I find this to be a completely artificial pure view of the world. Most
projects do not have internal packages, and if they do, most end-users
do not use them. When developers upgrade an artifact in Maven, they
expect to have incompatibilities, so a smaller set of packages is just
fine. Its a normal part of software development today, not an
aberration.

Frankly though, if you think automatic modules are as bad as you make
out, you should simply remove them.

I still agree with this point. This is a solution looking for a matching problem.

[...]
Unfortunately, the concept of bottom-up full modularization simply
won't work, no matter how much the Jigsaw team hopes it will. The
process would take forever, may not be possible for some projects,
will be side-tracked into the release cycles of larger projects, be
blocked by dead projects and for many other reasons just stall. I'd
also note that everyone outside Oracle has given the same message.
[...]
The only approach that makes any sense to migration is to drop the
artificial purity goal. We already have build tools (Maven, Gradle)
that manage versions, locking them in to form a working graph of
[...]
Worrying about getting incomplete "impure" modules in Maven Central is
simply the wrong concern. If we keep the current design, and insist on
no automatic module dependencies in Maven Central, then JPMS will
simply not be adopted outside a few private niches.

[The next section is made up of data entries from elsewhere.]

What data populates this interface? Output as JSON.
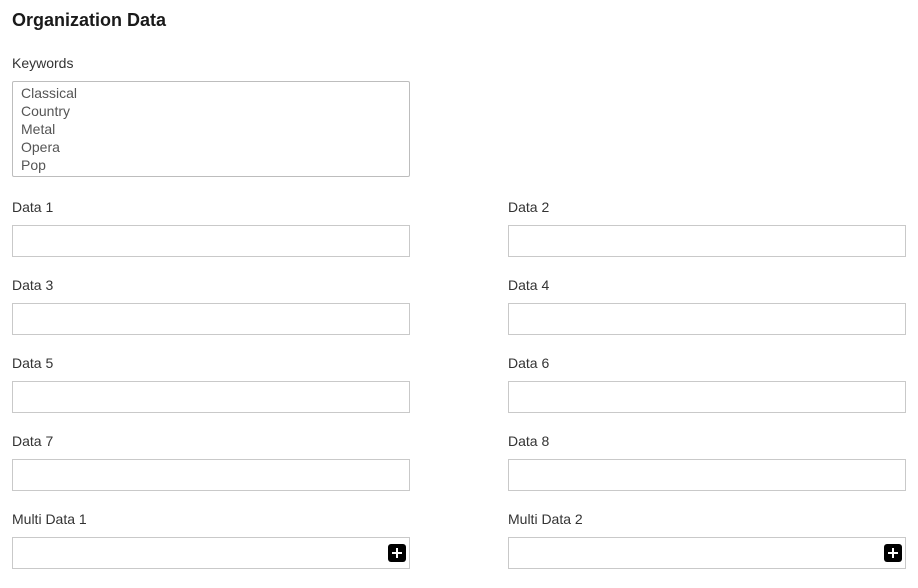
{
  "page_title": "Organization Data",
  "keywords": {
    "label": "Keywords",
    "options": [
      "Classical",
      "Country",
      "Metal",
      "Opera",
      "Pop"
    ]
  },
  "fields": {
    "data1": {
      "label": "Data 1",
      "value": ""
    },
    "data2": {
      "label": "Data 2",
      "value": ""
    },
    "data3": {
      "label": "Data 3",
      "value": ""
    },
    "data4": {
      "label": "Data 4",
      "value": ""
    },
    "data5": {
      "label": "Data 5",
      "value": ""
    },
    "data6": {
      "label": "Data 6",
      "value": ""
    },
    "data7": {
      "label": "Data 7",
      "value": ""
    },
    "data8": {
      "label": "Data 8",
      "value": ""
    }
  },
  "multi_fields": {
    "multi1": {
      "label": "Multi Data 1",
      "value": ""
    },
    "multi2": {
      "label": "Multi Data 2",
      "value": ""
    }
  }
}
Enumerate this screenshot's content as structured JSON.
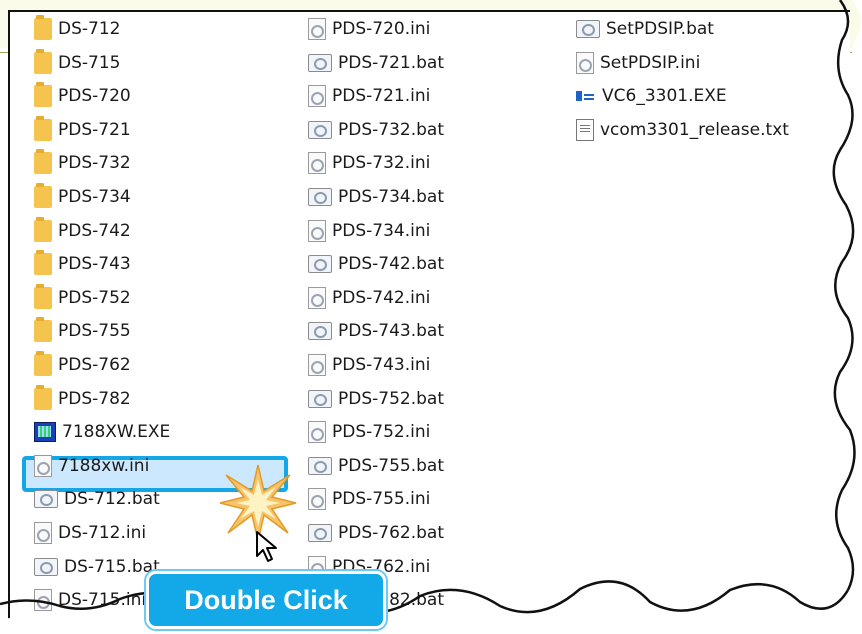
{
  "columns": [
    {
      "items": [
        {
          "label": "DS-712",
          "icon": "folder-icon"
        },
        {
          "label": "DS-715",
          "icon": "folder-icon"
        },
        {
          "label": "PDS-720",
          "icon": "folder-icon"
        },
        {
          "label": "PDS-721",
          "icon": "folder-icon"
        },
        {
          "label": "PDS-732",
          "icon": "folder-icon"
        },
        {
          "label": "PDS-734",
          "icon": "folder-icon"
        },
        {
          "label": "PDS-742",
          "icon": "folder-icon"
        },
        {
          "label": "PDS-743",
          "icon": "folder-icon"
        },
        {
          "label": "PDS-752",
          "icon": "folder-icon"
        },
        {
          "label": "PDS-755",
          "icon": "folder-icon"
        },
        {
          "label": "PDS-762",
          "icon": "folder-icon"
        },
        {
          "label": "PDS-782",
          "icon": "folder-icon"
        },
        {
          "label": "7188XW.EXE",
          "icon": "exe-7188-icon"
        },
        {
          "label": "7188xw.ini",
          "icon": "ini-icon"
        },
        {
          "label": "DS-712.bat",
          "icon": "bat-icon"
        },
        {
          "label": "DS-712.ini",
          "icon": "ini-icon"
        },
        {
          "label": "DS-715.bat",
          "icon": "bat-icon"
        },
        {
          "label": "DS-715.ini",
          "icon": "ini-icon"
        }
      ]
    },
    {
      "items": [
        {
          "label": "PDS-720.ini",
          "icon": "ini-icon"
        },
        {
          "label": "PDS-721.bat",
          "icon": "bat-icon"
        },
        {
          "label": "PDS-721.ini",
          "icon": "ini-icon"
        },
        {
          "label": "PDS-732.bat",
          "icon": "bat-icon"
        },
        {
          "label": "PDS-732.ini",
          "icon": "ini-icon"
        },
        {
          "label": "PDS-734.bat",
          "icon": "bat-icon"
        },
        {
          "label": "PDS-734.ini",
          "icon": "ini-icon"
        },
        {
          "label": "PDS-742.bat",
          "icon": "bat-icon"
        },
        {
          "label": "PDS-742.ini",
          "icon": "ini-icon"
        },
        {
          "label": "PDS-743.bat",
          "icon": "bat-icon"
        },
        {
          "label": "PDS-743.ini",
          "icon": "ini-icon"
        },
        {
          "label": "PDS-752.bat",
          "icon": "bat-icon"
        },
        {
          "label": "PDS-752.ini",
          "icon": "ini-icon"
        },
        {
          "label": "PDS-755.bat",
          "icon": "bat-icon"
        },
        {
          "label": "PDS-755.ini",
          "icon": "ini-icon"
        },
        {
          "label": "PDS-762.bat",
          "icon": "bat-icon"
        },
        {
          "label": "PDS-762.ini",
          "icon": "ini-icon"
        },
        {
          "label": "PDS-782.bat",
          "icon": "bat-icon"
        }
      ]
    },
    {
      "items": [
        {
          "label": "SetPDSIP.bat",
          "icon": "bat-icon"
        },
        {
          "label": "SetPDSIP.ini",
          "icon": "ini-icon"
        },
        {
          "label": "VC6_3301.EXE",
          "icon": "exe-vc-icon"
        },
        {
          "label": "vcom3301_release.txt",
          "icon": "txt-icon"
        }
      ]
    }
  ],
  "selected_item": "DS-712.bat",
  "callout": {
    "label": "Double Click"
  },
  "colors": {
    "accent": "#13a8e8",
    "selection": "#cce8ff",
    "folder": "#f5c44f"
  }
}
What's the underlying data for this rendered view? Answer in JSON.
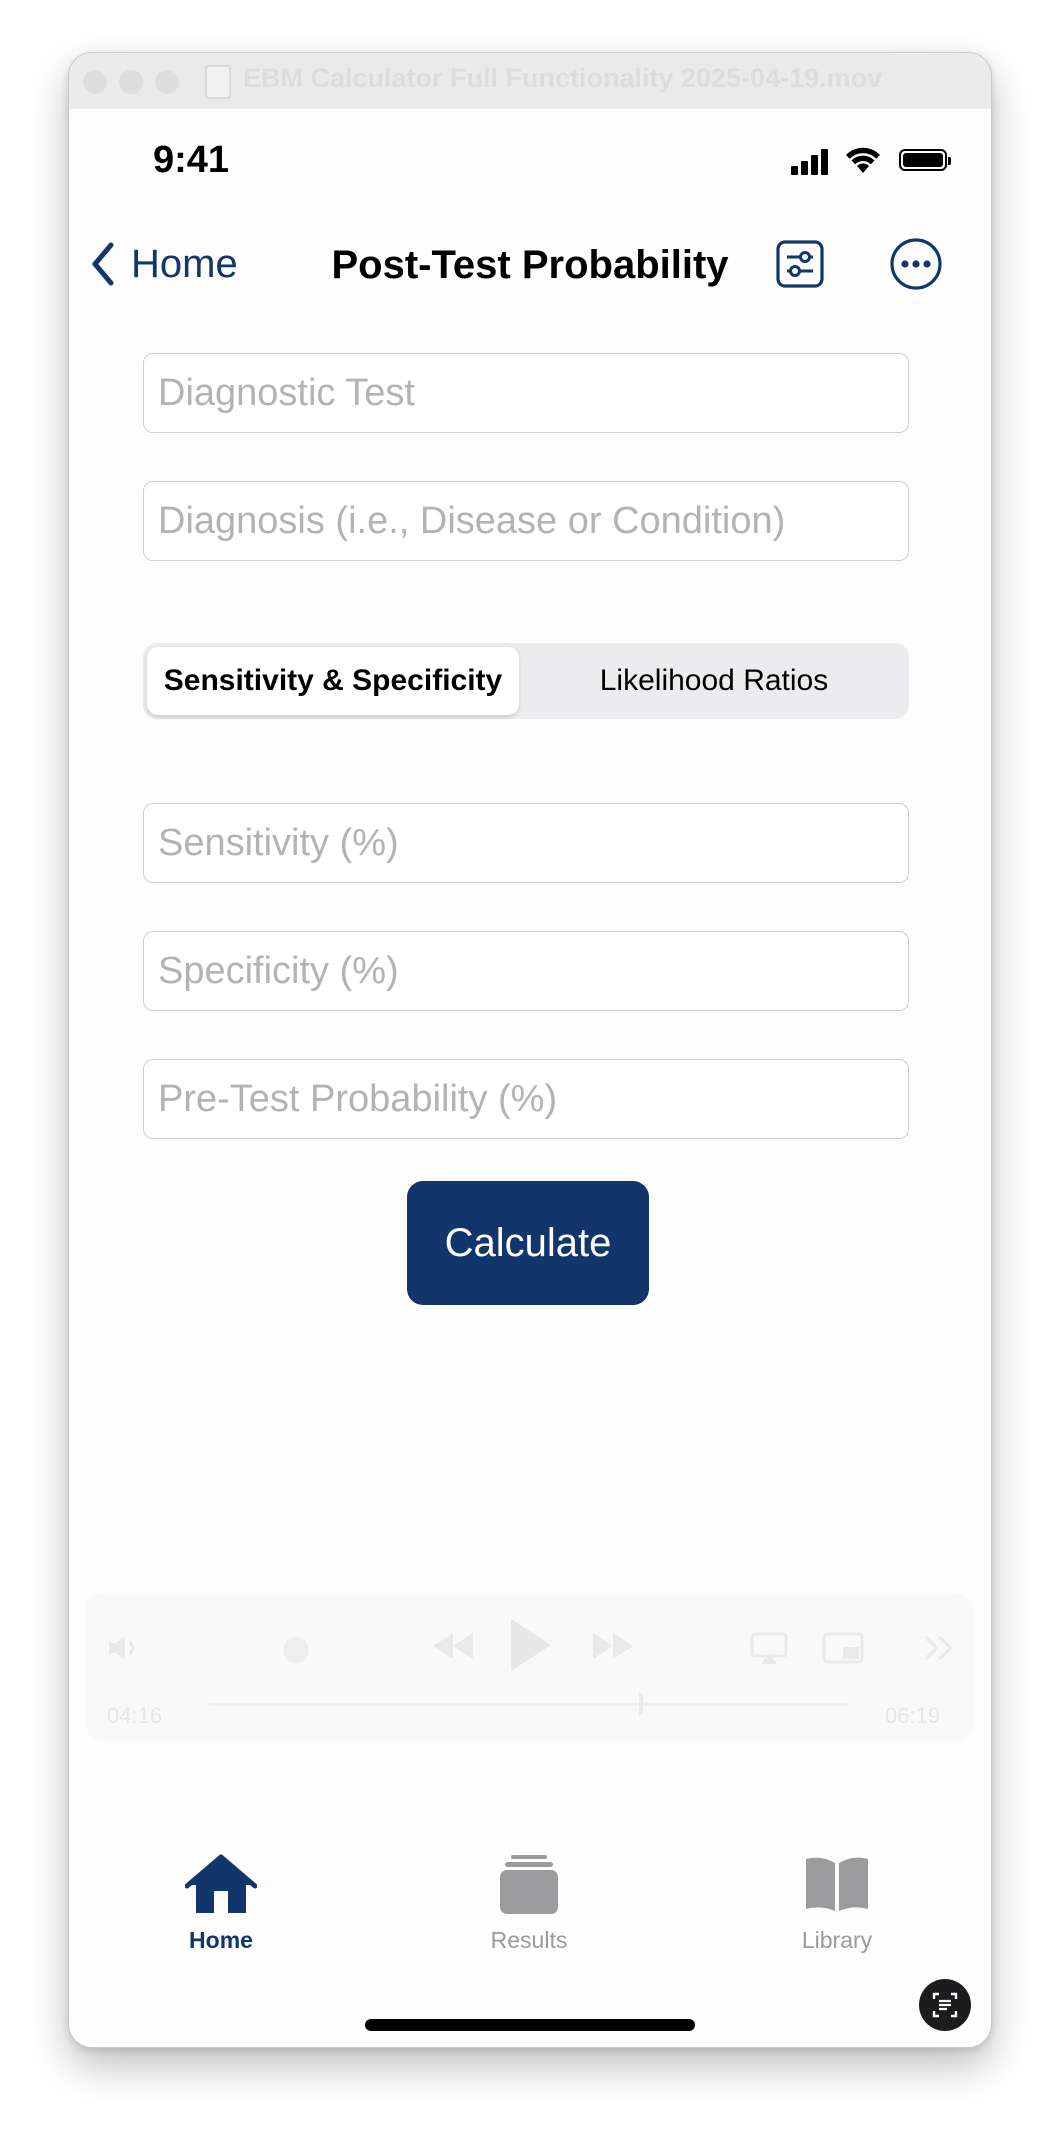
{
  "window": {
    "title": "EBM Calculator Full Functionality 2025-04-19.mov"
  },
  "status_bar": {
    "time": "9:41"
  },
  "nav": {
    "back_label": "Home",
    "title": "Post-Test Probability",
    "settings_icon": "sliders-icon",
    "more_icon": "ellipsis-circle-icon"
  },
  "fields": {
    "diagnostic_test": {
      "placeholder": "Diagnostic Test",
      "value": ""
    },
    "diagnosis": {
      "placeholder": "Diagnosis (i.e., Disease or Condition)",
      "value": ""
    },
    "sensitivity": {
      "placeholder": "Sensitivity (%)",
      "value": ""
    },
    "specificity": {
      "placeholder": "Specificity (%)",
      "value": ""
    },
    "pretest": {
      "placeholder": "Pre-Test Probability (%)",
      "value": ""
    }
  },
  "segmented": {
    "options": [
      "Sensitivity & Specificity",
      "Likelihood Ratios"
    ],
    "selected": "Sensitivity & Specificity"
  },
  "calculate_label": "Calculate",
  "player": {
    "elapsed": "04:16",
    "remaining": "06:19",
    "progress": 0.66
  },
  "tabs": [
    {
      "label": "Home",
      "icon": "house-icon",
      "selected": true
    },
    {
      "label": "Results",
      "icon": "stack-icon",
      "selected": false
    },
    {
      "label": "Library",
      "icon": "book-icon",
      "selected": false
    }
  ],
  "colors": {
    "accent": "#12366b",
    "inactive": "#9b9b9e",
    "placeholder": "#b3b3b3"
  }
}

I agree with everything except for this last point. I think that, given the amount of evangelism over the past 5 or so years, people will adopt JPMS whether or not it is a fit for their use case. Different shops will use different tooling in different ways to work around these problems; I expect that automatic modules will probably be mostly ignored except for "hello world" type cases in any event though.

Just the fact that there is the *very idea* of a "fit"/"non-fit" for JPMS is sad though. It should have been the ubiquitous thing that everyone was expecting. But denying multiple versions? Blowing up on run time cycles? Reneging on the idea of being the basis of Java EE 9? These are things that people will not be expecting.